Una torre di 24 piani, alta 83 metri, in una zona già densamente popolata, costruita senza tenere conto dell'impatto che avrebbe avuto sul contesto intorno. E che ha creato "molti problemi", a cominciare da quelli ambientali. È la Torre Milano di via Stresa ad arrivare sul banco degli imputati nel processo ripreso ieri davanti alla Settima sezione penale.

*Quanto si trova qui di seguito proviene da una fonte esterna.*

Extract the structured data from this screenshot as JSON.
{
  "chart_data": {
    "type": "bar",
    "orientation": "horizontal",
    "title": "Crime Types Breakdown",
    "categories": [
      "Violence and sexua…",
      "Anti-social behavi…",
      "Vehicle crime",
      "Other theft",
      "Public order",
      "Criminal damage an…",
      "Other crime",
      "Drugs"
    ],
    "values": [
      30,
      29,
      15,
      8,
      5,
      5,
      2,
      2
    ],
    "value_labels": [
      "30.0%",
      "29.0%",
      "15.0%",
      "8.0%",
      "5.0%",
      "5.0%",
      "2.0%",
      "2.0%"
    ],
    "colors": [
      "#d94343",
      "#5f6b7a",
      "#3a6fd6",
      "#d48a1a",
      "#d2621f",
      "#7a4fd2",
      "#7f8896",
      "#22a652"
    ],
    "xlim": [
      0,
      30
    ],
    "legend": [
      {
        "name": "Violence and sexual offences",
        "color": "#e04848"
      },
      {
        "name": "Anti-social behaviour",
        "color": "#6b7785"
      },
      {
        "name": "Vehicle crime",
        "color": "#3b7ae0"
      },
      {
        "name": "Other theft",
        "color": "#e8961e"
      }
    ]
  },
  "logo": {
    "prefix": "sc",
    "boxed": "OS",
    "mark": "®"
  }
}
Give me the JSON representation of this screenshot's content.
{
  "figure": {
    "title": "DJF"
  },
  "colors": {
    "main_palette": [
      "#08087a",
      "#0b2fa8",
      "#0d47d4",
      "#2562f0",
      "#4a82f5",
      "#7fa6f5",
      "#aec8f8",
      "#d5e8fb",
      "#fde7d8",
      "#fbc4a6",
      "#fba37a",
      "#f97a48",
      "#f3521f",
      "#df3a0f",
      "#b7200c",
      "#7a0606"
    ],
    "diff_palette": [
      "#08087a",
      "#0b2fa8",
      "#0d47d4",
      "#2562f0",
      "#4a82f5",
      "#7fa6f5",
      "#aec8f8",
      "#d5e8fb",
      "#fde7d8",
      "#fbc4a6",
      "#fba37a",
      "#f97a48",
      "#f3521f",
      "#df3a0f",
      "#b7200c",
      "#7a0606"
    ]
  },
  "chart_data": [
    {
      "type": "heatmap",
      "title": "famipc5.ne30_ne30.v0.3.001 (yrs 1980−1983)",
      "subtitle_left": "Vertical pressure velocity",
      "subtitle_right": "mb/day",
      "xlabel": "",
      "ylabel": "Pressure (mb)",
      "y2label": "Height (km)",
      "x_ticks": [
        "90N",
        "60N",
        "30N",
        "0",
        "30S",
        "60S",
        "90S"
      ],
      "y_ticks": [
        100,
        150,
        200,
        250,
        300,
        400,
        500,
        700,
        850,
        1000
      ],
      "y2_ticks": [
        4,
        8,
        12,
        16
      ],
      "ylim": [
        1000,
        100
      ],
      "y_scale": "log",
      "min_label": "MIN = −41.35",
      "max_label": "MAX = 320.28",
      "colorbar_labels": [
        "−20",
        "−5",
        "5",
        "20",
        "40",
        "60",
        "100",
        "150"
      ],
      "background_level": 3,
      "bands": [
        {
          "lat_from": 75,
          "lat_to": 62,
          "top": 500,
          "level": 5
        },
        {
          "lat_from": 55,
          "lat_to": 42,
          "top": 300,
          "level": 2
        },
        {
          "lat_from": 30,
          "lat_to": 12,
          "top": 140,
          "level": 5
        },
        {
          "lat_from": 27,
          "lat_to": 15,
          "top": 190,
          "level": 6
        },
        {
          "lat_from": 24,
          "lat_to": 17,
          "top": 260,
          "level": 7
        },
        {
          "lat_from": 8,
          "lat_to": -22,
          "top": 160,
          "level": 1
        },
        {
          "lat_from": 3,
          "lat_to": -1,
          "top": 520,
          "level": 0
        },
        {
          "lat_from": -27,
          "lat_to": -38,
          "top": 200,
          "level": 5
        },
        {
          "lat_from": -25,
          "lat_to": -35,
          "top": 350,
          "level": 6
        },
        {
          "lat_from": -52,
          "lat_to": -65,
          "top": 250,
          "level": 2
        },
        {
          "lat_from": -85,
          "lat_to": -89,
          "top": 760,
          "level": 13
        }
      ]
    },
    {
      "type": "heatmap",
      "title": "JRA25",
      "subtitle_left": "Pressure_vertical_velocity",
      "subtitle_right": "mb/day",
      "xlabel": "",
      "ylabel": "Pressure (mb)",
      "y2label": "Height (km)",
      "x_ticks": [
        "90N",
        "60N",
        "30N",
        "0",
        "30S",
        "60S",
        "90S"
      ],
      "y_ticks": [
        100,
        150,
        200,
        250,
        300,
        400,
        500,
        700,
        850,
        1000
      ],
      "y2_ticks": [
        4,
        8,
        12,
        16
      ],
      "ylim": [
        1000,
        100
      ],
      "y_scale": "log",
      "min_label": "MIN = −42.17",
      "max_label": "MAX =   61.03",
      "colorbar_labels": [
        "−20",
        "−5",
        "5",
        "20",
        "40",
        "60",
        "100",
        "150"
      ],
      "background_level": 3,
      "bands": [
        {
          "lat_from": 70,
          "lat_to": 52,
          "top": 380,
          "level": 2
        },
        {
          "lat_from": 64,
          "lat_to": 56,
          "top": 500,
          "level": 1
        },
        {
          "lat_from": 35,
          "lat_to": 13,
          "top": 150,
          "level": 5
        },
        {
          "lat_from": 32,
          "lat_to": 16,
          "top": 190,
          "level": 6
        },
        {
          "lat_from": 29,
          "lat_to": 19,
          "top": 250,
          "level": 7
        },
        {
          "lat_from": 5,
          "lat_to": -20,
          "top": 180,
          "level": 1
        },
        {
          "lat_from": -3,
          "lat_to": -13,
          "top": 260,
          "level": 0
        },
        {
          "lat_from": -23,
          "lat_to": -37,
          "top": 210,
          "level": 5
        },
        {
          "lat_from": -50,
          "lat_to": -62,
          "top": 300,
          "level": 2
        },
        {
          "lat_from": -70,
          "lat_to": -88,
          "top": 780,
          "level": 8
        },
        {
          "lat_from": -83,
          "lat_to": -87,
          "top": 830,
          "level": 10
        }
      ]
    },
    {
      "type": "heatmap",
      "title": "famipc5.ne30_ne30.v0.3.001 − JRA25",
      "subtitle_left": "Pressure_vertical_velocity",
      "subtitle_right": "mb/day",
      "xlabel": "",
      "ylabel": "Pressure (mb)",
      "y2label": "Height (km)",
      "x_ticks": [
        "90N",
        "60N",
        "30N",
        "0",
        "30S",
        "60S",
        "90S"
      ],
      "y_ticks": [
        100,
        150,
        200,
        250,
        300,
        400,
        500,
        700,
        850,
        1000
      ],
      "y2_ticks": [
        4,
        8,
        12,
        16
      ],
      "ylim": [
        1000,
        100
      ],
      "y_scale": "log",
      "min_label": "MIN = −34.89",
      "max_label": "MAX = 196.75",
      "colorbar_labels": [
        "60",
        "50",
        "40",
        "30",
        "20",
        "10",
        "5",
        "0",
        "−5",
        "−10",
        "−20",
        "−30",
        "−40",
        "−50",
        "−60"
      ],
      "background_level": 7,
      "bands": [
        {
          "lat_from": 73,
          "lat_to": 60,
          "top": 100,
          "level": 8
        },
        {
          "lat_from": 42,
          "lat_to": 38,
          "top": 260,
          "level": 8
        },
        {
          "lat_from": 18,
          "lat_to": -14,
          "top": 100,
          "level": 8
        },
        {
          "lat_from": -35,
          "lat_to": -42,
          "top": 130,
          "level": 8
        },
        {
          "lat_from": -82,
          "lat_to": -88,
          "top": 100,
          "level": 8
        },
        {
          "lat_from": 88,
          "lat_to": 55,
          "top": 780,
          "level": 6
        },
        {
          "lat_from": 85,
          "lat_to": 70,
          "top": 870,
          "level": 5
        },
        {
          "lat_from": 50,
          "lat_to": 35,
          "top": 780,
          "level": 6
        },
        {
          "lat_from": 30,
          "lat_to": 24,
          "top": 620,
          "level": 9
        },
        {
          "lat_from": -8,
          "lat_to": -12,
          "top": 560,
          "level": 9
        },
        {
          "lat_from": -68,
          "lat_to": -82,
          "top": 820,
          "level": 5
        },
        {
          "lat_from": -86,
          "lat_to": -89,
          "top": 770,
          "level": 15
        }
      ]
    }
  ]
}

In "una città" come Milano "ci sono anche le infrastrutture che non si vedono, come le reti, le fognature, l'apparato idrico" e con questo intervento, "così impattante dal punto di vista del carico urbanistico", non ci si è "preoccupati, come in altri casi di cosiddetta rigenerazione urbana, di considerare la adeguatezza delle reti anche per i cambiamenti climatici in corso e questo crea molti problemi". L'architetto Chiara Mazzoleni, ex docente allo Iuav di Venezia e consulente della Procura, ha elencato in aula tutti quei problemi.
Il "carico urbanistico" del grattacielo è stimato in "320 abitanti potenziali". Continua l'esperta: "Non si può pensare che anche un'area pienamente urbanizzata" sia "attrezzata per un carico così rilevante, non solo per i servizi ma per esempio per le infrastrutture. Non mi posso sempre collegare alle infrastrutture esistenti. Tanti pensano che bastino la trasformazioni dell'esterno addirittura con prospettive di densificazione delle aree", ma questo significherebbe "sostituire il piano urbanistico con il regolamento edilizio. Non è logicamente immaginabile". Nel processo, il primo in dibattimento sul nodo dell'urbanistica, sono contestati i reati di abuso edilizio, lottizzazione abusiva e falso. Gli imputati sono otto, tra costruttori, architetti e dirigenti ed ex dirigenti del Comune. Nella propria deposizione la consulente, rispondendo ai pm Mauro Clerici e Marina Petruzzella, ha spiegato che, a suo avviso, non c'erano i "presupposti di legge" per qualificare la costruzione della torre come "ristrutturazione" invece che come "nuova costruzione" e per procedere con "una Scia" al posto di un "piano attuativo". La Torre Milano sorge dove si trovava un fabbricato (demolito) di due piani più uno seminterrato. "La superficie dei seminterrati del fabbricato che c'era prima - continua l'architetto - è stata usata e traslata all'esterno sulla torre e questo non era consentito da una delibera regionale". Non solo. La superficie dei "vani interrati" ha consentito di realizzare pure "le piscine" della torre. Numerosi i passaggi che, per i pm, sono stati possibili grazie a determine dirigenziali, ma in modo illegittimo.
C'è poi la questione dello "sconto" sugli oneri di urbanizzazione fatto ai costruttori, che in via Stresa sarebbe stato di 1,2 milioni di euro. Secondo la valutazione della consulente infatti, l'azienda costruttrice, la Opm di Carlo e Stefano Rusconi, avrebbe dovuto pagare al Comune cifre "tre volte superiori".
I difensori, fra cui gli avvocati Federico Papa, Massimiliano Diodà, Giovanni Brambilla Pisoni e Michele Bencini, hanno sottolineato: "È paradossale un processo dove si discute della interpretazione giusta o sbagliata delle norme, è un tentativo di scaricare sull'individuo il fatto che le norme non piacciano".